Given a large corpus of correct English texts and a one-way mechanism to corrupt a sentence in such a way that will be similar to mistakes that non-native speaker makes, we can develop seq2seq model that acts like denoising autoencoder. It could be used by non-proficient English writers to write better texts.
Main hypothesis is that corruption does not have to be very clever, just sufficiently diverse. Currently I use a set of simple heuristics for corruption, but later hope to develop a generative model for that.
Trying to make it work. LSTMs seem to be less volatile then GRUs. Deeper nets (5 layers vs 3 layers) seem to converge to higher loss.
Probably unnecessary warning: this is research project, not in any way suitable for production use.

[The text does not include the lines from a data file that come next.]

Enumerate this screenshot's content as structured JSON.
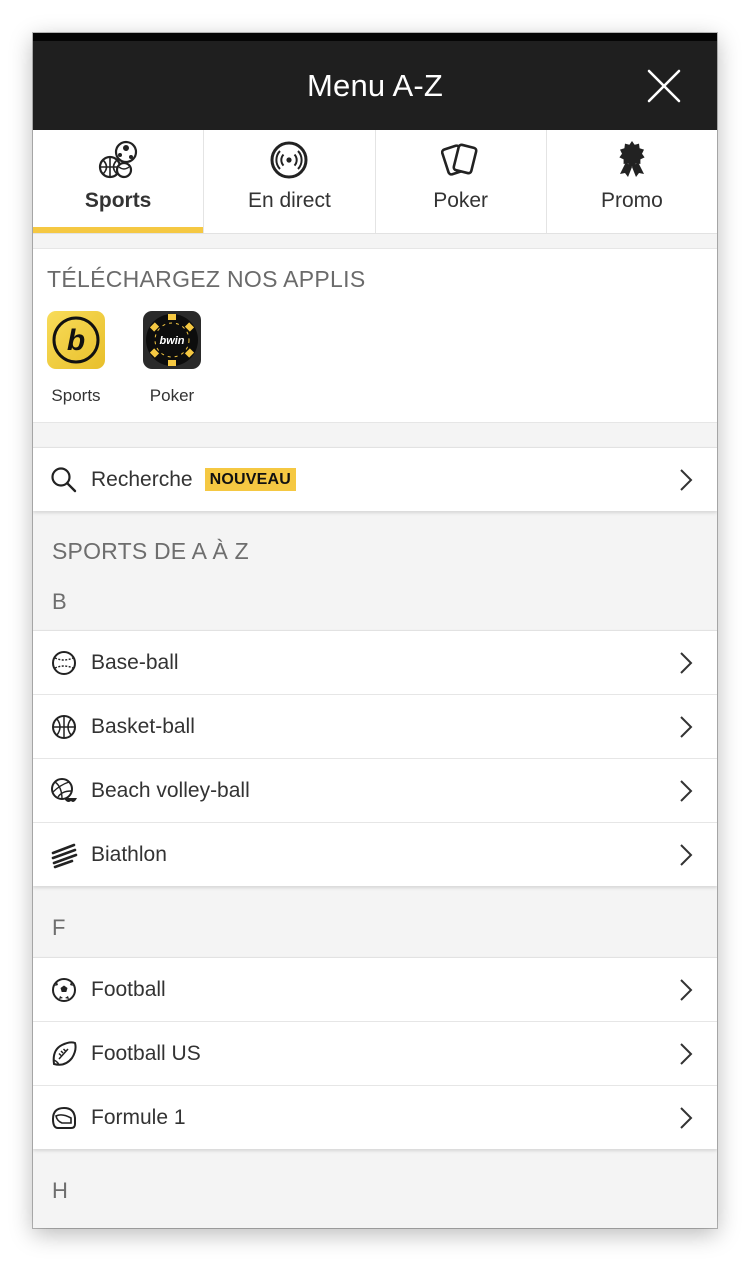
{
  "header": {
    "title": "Menu A-Z",
    "close_icon": "close-icon"
  },
  "tabs": [
    {
      "label": "Sports",
      "icon": "sports-balls-icon",
      "active": true
    },
    {
      "label": "En direct",
      "icon": "live-broadcast-icon",
      "active": false
    },
    {
      "label": "Poker",
      "icon": "playing-cards-icon",
      "active": false
    },
    {
      "label": "Promo",
      "icon": "award-ribbon-icon",
      "active": false
    }
  ],
  "apps": {
    "title": "TÉLÉCHARGEZ NOS APPLIS",
    "items": [
      {
        "label": "Sports",
        "icon": "bwin-sports-app-icon",
        "icon_text": "b"
      },
      {
        "label": "Poker",
        "icon": "bwin-poker-app-icon",
        "icon_text": "bwin"
      }
    ]
  },
  "search": {
    "label": "Recherche",
    "badge": "NOUVEAU",
    "icon": "search-icon"
  },
  "sports_az": {
    "title": "SPORTS DE A À Z",
    "groups": [
      {
        "letter": "B",
        "items": [
          {
            "label": "Base-ball",
            "icon": "baseball-icon"
          },
          {
            "label": "Basket-ball",
            "icon": "basketball-icon"
          },
          {
            "label": "Beach volley-ball",
            "icon": "beach-volleyball-icon"
          },
          {
            "label": "Biathlon",
            "icon": "biathlon-icon"
          }
        ]
      },
      {
        "letter": "F",
        "items": [
          {
            "label": "Football",
            "icon": "soccer-ball-icon"
          },
          {
            "label": "Football US",
            "icon": "american-football-icon"
          },
          {
            "label": "Formule 1",
            "icon": "racing-helmet-icon"
          }
        ]
      },
      {
        "letter": "H",
        "items": []
      }
    ]
  },
  "colors": {
    "accent": "#f5c842",
    "header_bg": "#1f1f1f",
    "text": "#333333",
    "muted": "#6e6e6e",
    "page_bg": "#f4f4f4"
  }
}
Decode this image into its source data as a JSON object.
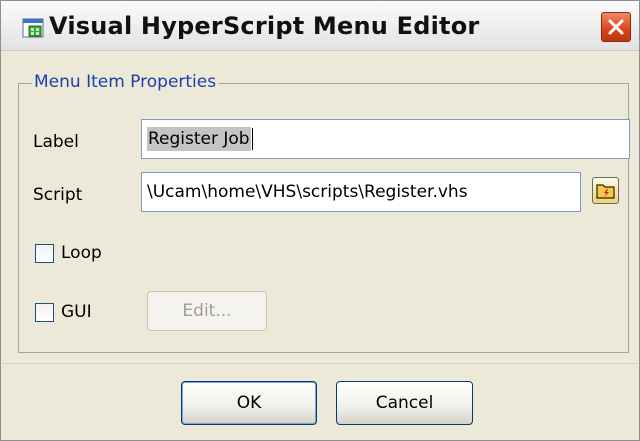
{
  "window": {
    "title": "Visual HyperScript Menu Editor",
    "app_icon": "hyperscript-app-icon",
    "close_icon": "close-icon"
  },
  "group": {
    "legend": "Menu Item Properties"
  },
  "form": {
    "label_caption": "Label",
    "label_value": "Register Job",
    "script_caption": "Script",
    "script_value": "\\Ucam\\home\\VHS\\scripts\\Register.vhs",
    "browse_icon": "folder-browse-icon",
    "loop_caption": "Loop",
    "loop_checked": false,
    "gui_caption": "GUI",
    "gui_checked": false,
    "edit_label": "Edit..."
  },
  "buttons": {
    "ok_label": "OK",
    "cancel_label": "Cancel"
  },
  "colors": {
    "legend": "#1e3ea8",
    "close_button": "#d9491f",
    "window_bg": "#ece9d8"
  }
}
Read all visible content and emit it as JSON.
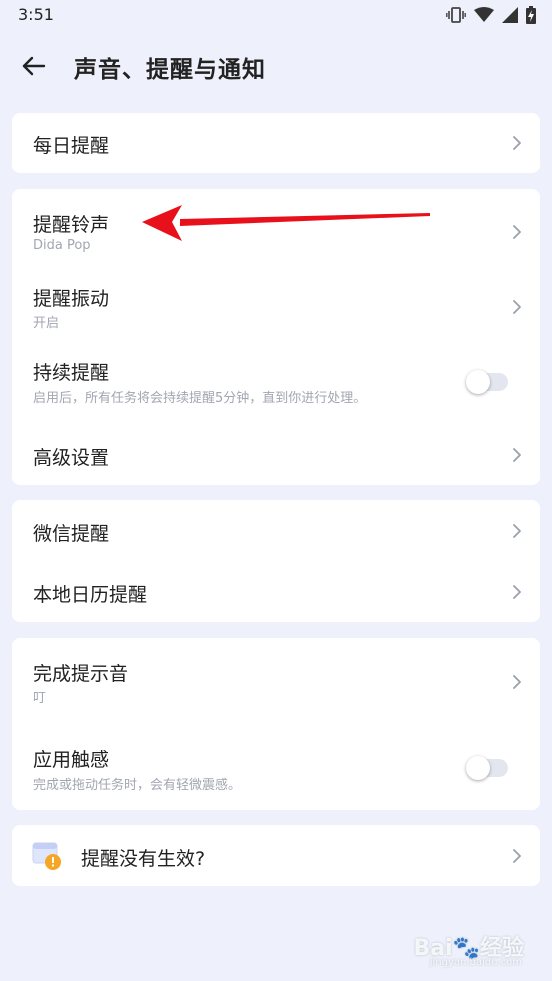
{
  "status_bar": {
    "time": "3:51"
  },
  "header": {
    "title": "声音、提醒与通知"
  },
  "groups": {
    "daily": {
      "daily_reminder": "每日提醒"
    },
    "reminder": {
      "ringtone_label": "提醒铃声",
      "ringtone_value": "Dida Pop",
      "vibration_label": "提醒振动",
      "vibration_value": "开启",
      "persistent_label": "持续提醒",
      "persistent_desc": "启用后，所有任务将会持续提醒5分钟，直到你进行处理。",
      "persistent_on": false,
      "advanced_label": "高级设置"
    },
    "integrations": {
      "wechat_label": "微信提醒",
      "calendar_label": "本地日历提醒"
    },
    "feedback": {
      "sound_label": "完成提示音",
      "sound_value": "叮",
      "haptic_label": "应用触感",
      "haptic_desc": "完成或拖动任务时，会有轻微震感。",
      "haptic_on": false
    },
    "help": {
      "not_working_label": "提醒没有生效?"
    }
  },
  "watermark": {
    "brand": "Bai🐾经验",
    "url": "jingyan.baidu.com"
  },
  "colors": {
    "background": "#eef1fb",
    "card": "#ffffff",
    "annotation_arrow": "#e8101a",
    "warning_badge": "#f5a623",
    "toggle_off": "#e3e6ee"
  },
  "icons": [
    "back-arrow-icon",
    "chevron-right-icon",
    "vibrate-icon",
    "wifi-icon",
    "signal-icon",
    "battery-icon",
    "reminder-warning-icon"
  ]
}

No API stability guarantee of any kind is given. If you want to derive from this work, copy-paste it!
Requires Python >=3.5 and TensorFlow r1.0.0.
Download Wikipedia dump e.g. with
wget -c https://dumps.wikimedia.org/enwiki/latest/enwiki-latest-pages-articles.xml.bz2
Install deps.
Run preprocessor:
python3 wiki_prepare.py path/to/wikidump
It should take several hours. Corruption types that preprocessor is doing could be found in wiki_data_op.py.
Run training:
python3 worker.py --device=/gpu:0 --batch-size=30
You may want to increase/decrease batch size based on your GPU mem. I have GTX 970 with 4gb.
@atpaino implemented similar model on smaller corpus in Jan 2017. His work is based on tensorflow's translate
example, which uses static RNN rollout with bucketizing. In this work I attempt to implement dynamic RNN rollout using tensorflow's lower-level blocks.